I have come to like running marathons.  They hold special meaning for me and represent my own personal practice of gratitude for all that life offers.  I’ve written about this elsewhere.  However, I fell into a pattern of running two marathons a year: San Francisco and New York City.  For some arbitrary reason I decided this would be my ritual.  2012 was to be no different; I was signed up for San Francisco in July and New York in November.  Four days before the San Francisco marathon my father passed away and I did not participate.  Rather than not take advantage of my hard training I found another marathon to run two months later.  It turned out to be a beautiful event in the Adirondack Mountains.  What an eye opener!  And what fun!  I also beat my best time by 13 minutes.   Lightening struck twice this year as hurricane Sandy forced the cancellation of the New York City marathon.  Again, rather than lose my training I entered the Philadelphia marathon, which was just a few weeks later. It was another great, new experience and I ran it yet 10 minutes faster.  I also got to see the Liberty Bell for the first time!  The motto of the Philadelphia marathon is “Redefine Possible.” That really sank in. I am now aiming for two new marathons every year.

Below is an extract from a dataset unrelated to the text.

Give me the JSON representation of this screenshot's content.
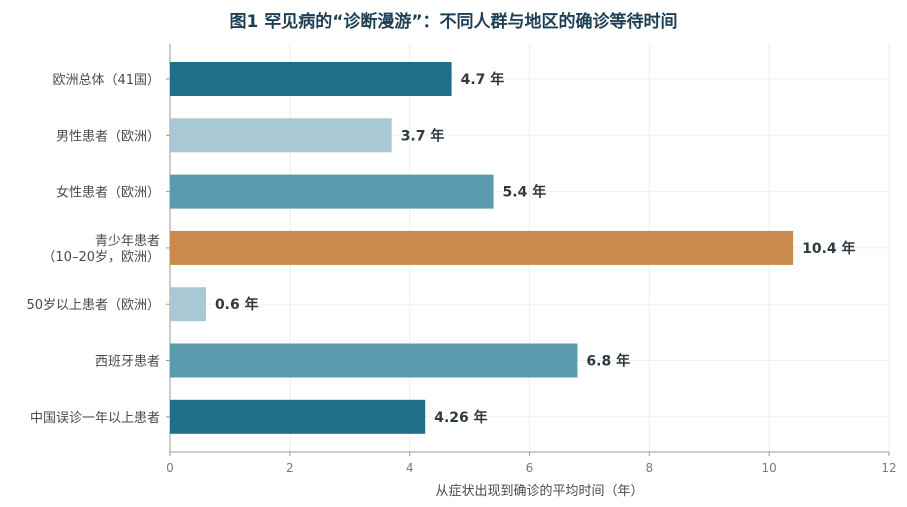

There is always unrecognized opportunity within reach.  Familiar routine and habitual choices can obscure what is truly possible.  The Pilgrims chose “Option C, none of the above.” It was not an easy or obvious choice yet the consequences of that choice still reverberate today.  They could not have foreseen the impact of that choice on their lives or those of subsequent generations yet their bold adventure in redefining what was possible serves as a great lesson for us in considering what is truly possible in our own lives.  Recognizing what is possible is most of what is needed for achieving it.  The possibilities are usually right in front of us.  All that is required is taking the moment to redefine possible. 


Take a moment at the table this Thanksgiving to be thankful not only for what you have but for the possibilities, yet unrecognized, available to you.  Have a great holiday!